Je pense que ce serait en effet la moindre et la meilleure des choses d’arrêter de prendre des avions low cost pour quelques jours à Kalymnos ou El Chorro ! Est-ce que les grimpeurs vont arrêter ? Je ne crois pas, et qui suis-je pour juger ? Par contre je pense quand-même que la tendance va vers moins d’avion et une redécouverte des lieux de paradis proches de la maison (mmh, merci COVID?).

– De ton côté, fini les voyages au Yosemite en avion et les expés bien carbonées au bout du monde ?

En effet, j’ai décidé de limiter un maximum mes émissions de gaz à effet de serre. On ne peut plus se permettre en 2020, pour nos simples désirs d’aventure, de faire 4 fois le tour du monde en avion sur l’année, et aller consommer des parois toujours plus éloignées. Il nous faut agir de façon responsable et cela implique de se creuser un peu les méninges pour se lancer dans des expés dignes de ce nom. Je suis convaincu qu’avec un peu de créativité et de bonnes (et non moins fortes) bières belges, on peut se trouver des expéditions avec tous les ingrédients d’une belle aventure tout en ayant de faibles impacts environnementaux !

Par contre pourquoi pas aller au bout du monde de façon aventureuse et respectueuse de l’environnement pour grimper les plus les plus belles parois aux quatre coins de la planète ? La recette pour cela est simple : être créatif et oser ! 

photo : John Janssens

« Être ambitieux, c’est la clé. Rêver grand et croire en ses rêves »

– Revenons à l’escalade, as-tu un conseil à laisser aux grimpeurs qui chercheraient à progresser ? Aux débutants, aux grimpeurs de 7, de 8 ?

Ca peut sembler un conseil quelque peu bateau mais je crois qu’être ambitieux, c’est la clé. Rêver grand et croire en ses rêves. Au pire tu te retrouveras à réaliser des choses un peu moins grandes que tes rêves, mais ça restera grand !

Je conseillerais aussi d’entretenir sa motivation : faire des choses qui plaisent, qui excitent, qui motivent. Casser les routines, amener du jeu, de l’amusement…

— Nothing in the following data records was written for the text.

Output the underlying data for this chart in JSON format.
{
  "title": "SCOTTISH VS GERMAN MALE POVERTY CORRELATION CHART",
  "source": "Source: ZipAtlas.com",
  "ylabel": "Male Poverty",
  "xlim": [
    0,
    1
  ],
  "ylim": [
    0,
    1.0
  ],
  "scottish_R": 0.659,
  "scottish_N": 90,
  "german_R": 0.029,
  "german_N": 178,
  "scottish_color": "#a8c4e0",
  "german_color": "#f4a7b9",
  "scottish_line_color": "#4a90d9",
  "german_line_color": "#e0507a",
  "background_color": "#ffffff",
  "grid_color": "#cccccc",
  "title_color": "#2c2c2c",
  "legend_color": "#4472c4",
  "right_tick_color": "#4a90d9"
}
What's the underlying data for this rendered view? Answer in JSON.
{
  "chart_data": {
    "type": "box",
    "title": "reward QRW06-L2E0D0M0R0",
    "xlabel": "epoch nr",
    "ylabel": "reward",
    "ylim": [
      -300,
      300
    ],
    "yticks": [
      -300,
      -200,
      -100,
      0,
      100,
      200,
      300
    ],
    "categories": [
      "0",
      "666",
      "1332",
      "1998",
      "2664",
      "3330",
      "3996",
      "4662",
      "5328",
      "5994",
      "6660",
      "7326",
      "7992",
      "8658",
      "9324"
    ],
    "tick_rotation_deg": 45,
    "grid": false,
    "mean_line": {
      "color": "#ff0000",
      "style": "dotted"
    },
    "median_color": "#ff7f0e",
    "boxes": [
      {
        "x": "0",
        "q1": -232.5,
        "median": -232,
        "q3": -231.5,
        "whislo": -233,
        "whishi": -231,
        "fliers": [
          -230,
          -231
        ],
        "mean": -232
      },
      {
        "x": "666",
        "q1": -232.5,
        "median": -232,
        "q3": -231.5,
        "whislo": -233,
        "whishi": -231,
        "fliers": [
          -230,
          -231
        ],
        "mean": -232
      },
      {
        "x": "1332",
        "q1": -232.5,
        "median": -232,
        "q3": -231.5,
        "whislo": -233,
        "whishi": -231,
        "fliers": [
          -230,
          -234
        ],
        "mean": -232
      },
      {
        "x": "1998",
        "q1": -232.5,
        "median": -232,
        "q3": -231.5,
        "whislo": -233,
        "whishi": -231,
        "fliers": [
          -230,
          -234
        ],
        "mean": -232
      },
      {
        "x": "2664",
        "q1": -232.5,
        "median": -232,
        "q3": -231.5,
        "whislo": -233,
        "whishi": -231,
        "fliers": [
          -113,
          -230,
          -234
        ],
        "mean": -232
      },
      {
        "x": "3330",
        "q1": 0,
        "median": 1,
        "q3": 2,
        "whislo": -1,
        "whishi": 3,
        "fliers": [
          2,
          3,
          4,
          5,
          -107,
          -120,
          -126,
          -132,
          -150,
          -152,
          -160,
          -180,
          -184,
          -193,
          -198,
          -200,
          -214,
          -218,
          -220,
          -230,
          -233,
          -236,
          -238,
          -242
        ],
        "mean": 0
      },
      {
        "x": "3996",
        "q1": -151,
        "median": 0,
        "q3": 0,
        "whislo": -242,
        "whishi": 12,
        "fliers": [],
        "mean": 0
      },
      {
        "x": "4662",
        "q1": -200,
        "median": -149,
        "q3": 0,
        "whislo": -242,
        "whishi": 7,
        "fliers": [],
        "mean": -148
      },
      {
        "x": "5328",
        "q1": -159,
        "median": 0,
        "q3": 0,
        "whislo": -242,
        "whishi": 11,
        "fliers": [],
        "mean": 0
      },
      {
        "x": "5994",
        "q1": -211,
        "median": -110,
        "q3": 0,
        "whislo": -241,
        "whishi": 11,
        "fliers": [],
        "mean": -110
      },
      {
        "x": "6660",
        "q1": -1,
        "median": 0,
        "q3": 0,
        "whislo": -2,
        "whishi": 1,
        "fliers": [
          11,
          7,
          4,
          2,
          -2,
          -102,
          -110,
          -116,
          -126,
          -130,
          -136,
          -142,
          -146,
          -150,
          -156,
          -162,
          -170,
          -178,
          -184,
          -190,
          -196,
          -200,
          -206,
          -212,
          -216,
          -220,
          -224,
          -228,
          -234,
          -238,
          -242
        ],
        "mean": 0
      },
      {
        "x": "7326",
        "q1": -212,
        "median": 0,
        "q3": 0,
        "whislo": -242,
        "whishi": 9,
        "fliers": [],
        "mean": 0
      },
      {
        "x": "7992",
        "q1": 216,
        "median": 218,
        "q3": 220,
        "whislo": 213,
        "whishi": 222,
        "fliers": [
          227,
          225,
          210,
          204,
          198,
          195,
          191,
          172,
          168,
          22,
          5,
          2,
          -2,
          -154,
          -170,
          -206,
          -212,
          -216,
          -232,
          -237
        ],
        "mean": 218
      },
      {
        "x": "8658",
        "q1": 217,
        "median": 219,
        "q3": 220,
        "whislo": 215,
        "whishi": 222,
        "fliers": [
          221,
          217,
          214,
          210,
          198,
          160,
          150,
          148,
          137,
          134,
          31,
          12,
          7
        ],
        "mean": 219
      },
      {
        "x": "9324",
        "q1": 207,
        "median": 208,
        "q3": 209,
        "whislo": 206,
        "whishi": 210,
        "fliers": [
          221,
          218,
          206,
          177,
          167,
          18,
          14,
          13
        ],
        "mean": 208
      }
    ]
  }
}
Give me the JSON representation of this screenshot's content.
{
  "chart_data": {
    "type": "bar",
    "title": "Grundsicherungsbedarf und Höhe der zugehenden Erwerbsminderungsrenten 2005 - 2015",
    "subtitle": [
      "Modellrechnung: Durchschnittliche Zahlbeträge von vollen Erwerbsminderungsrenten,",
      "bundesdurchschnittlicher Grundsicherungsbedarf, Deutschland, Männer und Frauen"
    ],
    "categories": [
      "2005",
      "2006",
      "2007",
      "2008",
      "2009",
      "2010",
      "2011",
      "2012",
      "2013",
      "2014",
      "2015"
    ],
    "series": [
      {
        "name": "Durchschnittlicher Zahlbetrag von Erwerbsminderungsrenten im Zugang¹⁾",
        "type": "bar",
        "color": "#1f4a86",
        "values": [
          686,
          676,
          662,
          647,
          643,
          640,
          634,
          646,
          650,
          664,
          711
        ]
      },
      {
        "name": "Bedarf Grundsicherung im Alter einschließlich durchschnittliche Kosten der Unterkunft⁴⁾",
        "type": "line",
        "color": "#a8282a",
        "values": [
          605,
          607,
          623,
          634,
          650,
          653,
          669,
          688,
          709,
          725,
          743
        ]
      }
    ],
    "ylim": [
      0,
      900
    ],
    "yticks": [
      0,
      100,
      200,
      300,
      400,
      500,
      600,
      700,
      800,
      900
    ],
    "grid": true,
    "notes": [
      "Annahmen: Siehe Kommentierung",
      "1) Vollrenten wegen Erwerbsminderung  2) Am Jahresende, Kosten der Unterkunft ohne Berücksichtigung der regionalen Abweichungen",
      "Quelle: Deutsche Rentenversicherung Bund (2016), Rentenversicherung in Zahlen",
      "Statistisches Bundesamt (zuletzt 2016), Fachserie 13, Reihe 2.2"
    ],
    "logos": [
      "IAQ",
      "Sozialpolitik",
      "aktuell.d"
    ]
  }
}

– De ton côté, des projets pour la suite (pas forcément uniquement en escalade) ?

J’ai beaucoup de projets en tête et j’avoue que la plupart (si pas tous ? hum) sont liés de près ou de loin à l’escalade. Pour ne parler que du prochain en date, je vais maintenant prendre un mois pour m’entrainer à fond en Belgique, et ensuite aller travailler une voie sportive à ma limite. Je pense que c’est la parfaite préparation pour mes multiples objectifs de grandes voies que j’ai l’été prochain.

– Dernière question, comment expliques-tu cet engouement des grimpeurs belges pour le lycra et les chemises à fleurs ?

L’humour, l’autodérision et par conséquent le ridicule sont, en plus d’une grosse frite, les meilleurs armes des belges. Il semble dès lors logique d’utiliser ces armes dans notre pratique de l’escalade 😉

Du style bébé ! (photo : Damien Largeron)

Merci Sébastien, à Damien Largeron et John Janssens pour leurs photos, et un mot sur ses sponsors : Patagonia, Scarpa, Petzl, Lecomte Alpirando, RhinoskinEscal’pades.
Interview réalisée en décembre 2020.